Suu Kyi was the inspiration of my film Beyond Rangoon; in the film I recreated the seminal incident during her electioneering when she and her followers were stopped in their progress by a cordon of soldiers. She was told she could not pass. She walked slowly towards the soldiers. The order was given to fire - three times; none of the soldiers could bring themselves to pull the trigger and she passed through the cordon.

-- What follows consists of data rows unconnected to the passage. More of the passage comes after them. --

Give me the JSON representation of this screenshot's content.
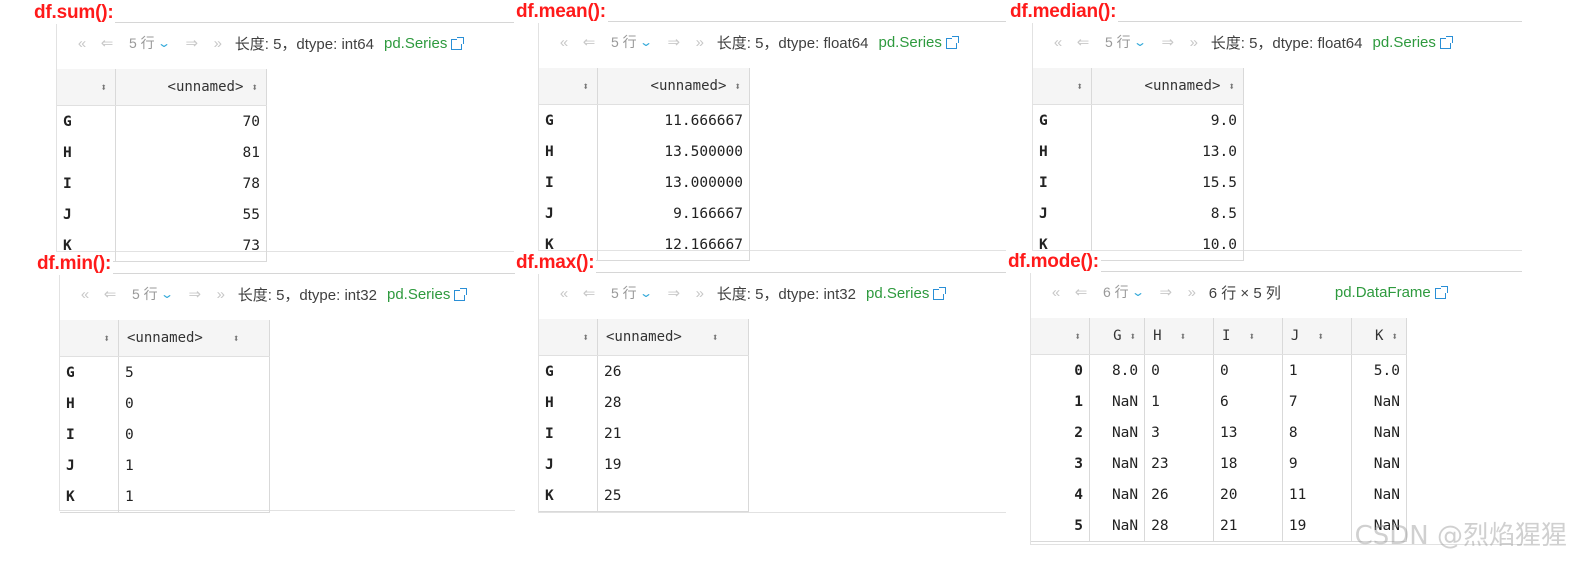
{
  "panels": {
    "sum": {
      "title": "df.sum():",
      "rows_label": "5 行",
      "info": "长度: 5，dtype: int64",
      "type_link": "pd.Series",
      "header": "<unnamed>",
      "index": [
        "G",
        "H",
        "I",
        "J",
        "K"
      ],
      "values": [
        "70",
        "81",
        "78",
        "55",
        "73"
      ]
    },
    "mean": {
      "title": "df.mean():",
      "rows_label": "5 行",
      "info": "长度: 5，dtype: float64",
      "type_link": "pd.Series",
      "header": "<unnamed>",
      "index": [
        "G",
        "H",
        "I",
        "J",
        "K"
      ],
      "values": [
        "11.666667",
        "13.500000",
        "13.000000",
        "9.166667",
        "12.166667"
      ]
    },
    "median": {
      "title": "df.median():",
      "rows_label": "5 行",
      "info": "长度: 5，dtype: float64",
      "type_link": "pd.Series",
      "header": "<unnamed>",
      "index": [
        "G",
        "H",
        "I",
        "J",
        "K"
      ],
      "values": [
        "9.0",
        "13.0",
        "15.5",
        "8.5",
        "10.0"
      ]
    },
    "min": {
      "title": "df.min():",
      "rows_label": "5 行",
      "info": "长度: 5，dtype: int32",
      "type_link": "pd.Series",
      "header": "<unnamed>",
      "index": [
        "G",
        "H",
        "I",
        "J",
        "K"
      ],
      "values": [
        "5",
        "0",
        "0",
        "1",
        "1"
      ]
    },
    "max": {
      "title": "df.max():",
      "rows_label": "5 行",
      "info": "长度: 5，dtype: int32",
      "type_link": "pd.Series",
      "header": "<unnamed>",
      "index": [
        "G",
        "H",
        "I",
        "J",
        "K"
      ],
      "values": [
        "26",
        "28",
        "21",
        "19",
        "25"
      ]
    },
    "mode": {
      "title": "df.mode():",
      "rows_label": "6 行",
      "info": "6 行 × 5 列",
      "type_link": "pd.DataFrame",
      "columns": [
        "G",
        "H",
        "I",
        "J",
        "K"
      ],
      "index": [
        "0",
        "1",
        "2",
        "3",
        "4",
        "5"
      ],
      "rows": [
        [
          "8.0",
          "0",
          "0",
          "1",
          "5.0"
        ],
        [
          "NaN",
          "1",
          "6",
          "7",
          "NaN"
        ],
        [
          "NaN",
          "3",
          "13",
          "8",
          "NaN"
        ],
        [
          "NaN",
          "23",
          "18",
          "9",
          "NaN"
        ],
        [
          "NaN",
          "26",
          "20",
          "11",
          "NaN"
        ],
        [
          "NaN",
          "28",
          "21",
          "19",
          "NaN"
        ]
      ]
    }
  },
  "icons": {
    "first": "«",
    "prev": "⇐",
    "next": "⇒",
    "last": "»",
    "sort": "⬍",
    "dropdown": "⌄"
  },
  "watermark": "CSDN @烈焰猩猩",
  "colors": {
    "title": "#ff1a1a",
    "series_link": "#2e9a3e",
    "accent": "#2a8fd6"
  }
}
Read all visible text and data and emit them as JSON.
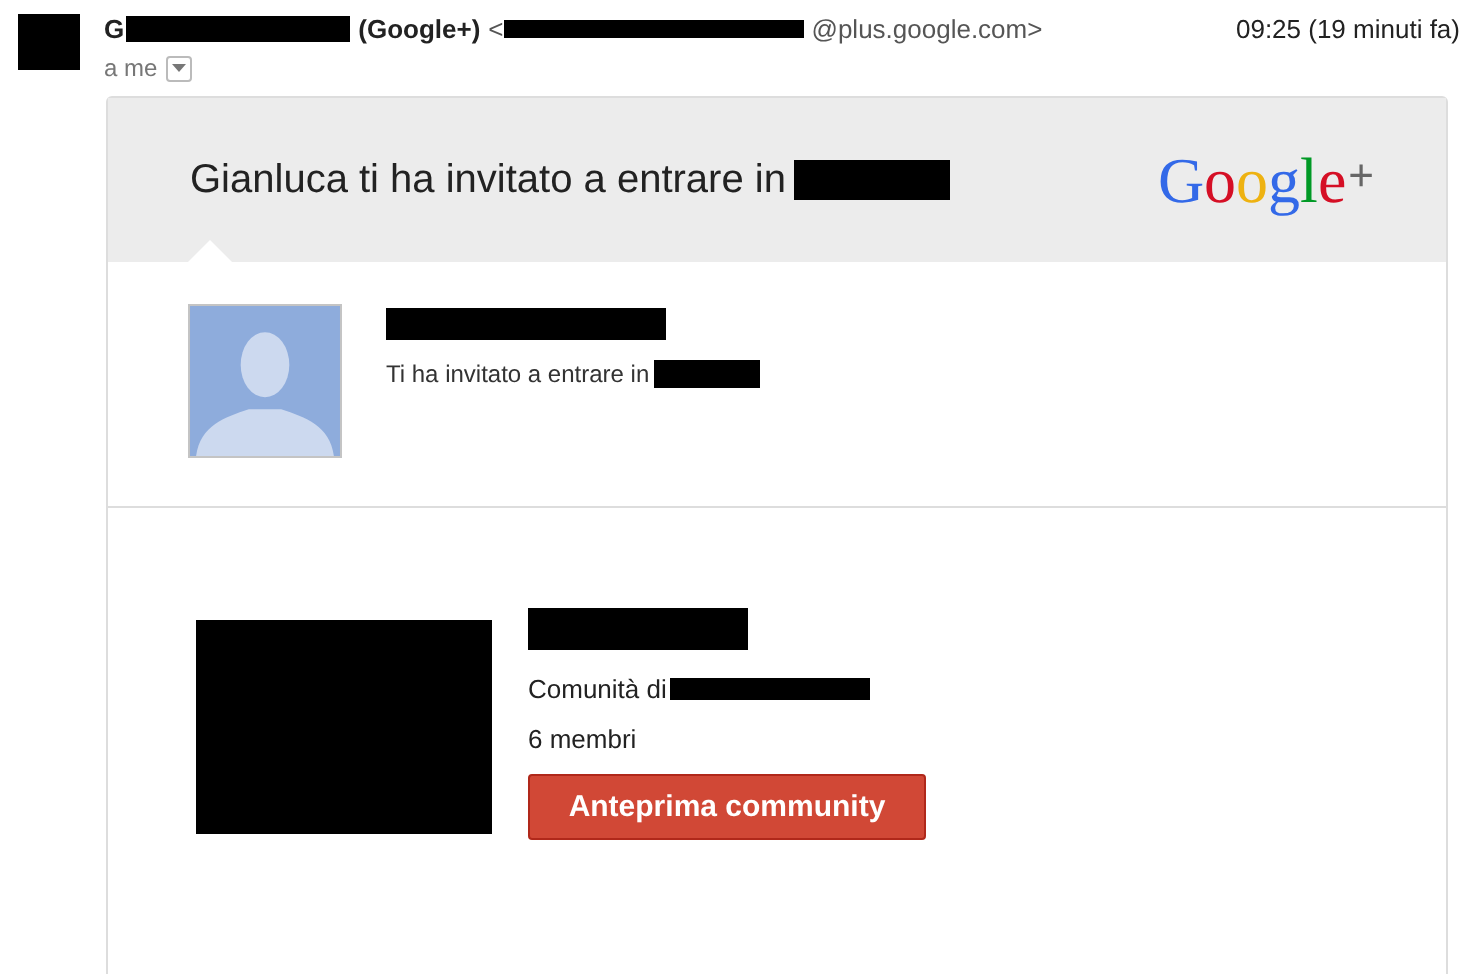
{
  "email": {
    "sender_initial": "G",
    "sender_tag": "(Google+)",
    "address_open": "<",
    "address_domain": "@plus.google.com>",
    "time": "09:25 (19 minuti fa)",
    "recipient": "a me"
  },
  "card": {
    "title": "Gianluca ti ha invitato a entrare in",
    "logo": {
      "word": "Google",
      "plus": "+"
    },
    "inviter": {
      "message": "Ti ha invitato a entrare in"
    },
    "community": {
      "owner_label": "Comunità di",
      "members": "6 membri",
      "button": "Anteprima community"
    }
  }
}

These were soldiers who were part of a military ethos that practised torture, rape and massacre on a massive scale. Why had they held their fire? And where had she found her courage? Several reasons. She is the daughter of the revered founder of modern Burma, General Aung San, the first president after independence, who was assassinated at the age of 32. Suu Kyi is a woman of extraordinary grace and beauty but, unquestionably, her strength derives from having conquered fear. Her philosophy is expressed in her book Freedom From Fear, in which she argues that if the Burmese people can ever conquer their fear, the army would be powerless.

She and the generals have waged a private war during these six years of incarceration. They dangled freedom before her, if she would agree to go into exile. The generals were always looking for ways to be rid of her. She has been careful not to accept money from her husband, since Burmese politicians can be disbarred if they accept money from a foreign source. During the last two years, SLORC has been devising a new constitution to which they intend adding a clause stating that no one married to a foreigner can take part in Burmese politics. Anything to be rid of her.

Is Suu Kyi's release a ploy to disarm public opinion? SLORC's statement says that she will have the same rights as other citizens - which is not saying much. The cynicism of SLORC is not to be underestimated. Next year is Visit Myanmar Year; the government is desperate for tourist income.

I shot Beyond Rangoon in Malaysia. SLORC tried every trick to stop the picture being made. Wherever it plays, Burmese dissident groups hand out leaflets giving facts about continuing torture and slave labour in their country.

Whether Suu Kyi's release is a cosmetic move to encourage tourism and foreign investment or a genuine step towards liberation, one thing is sure: Suu Kyi herself will continue her heroic struggle.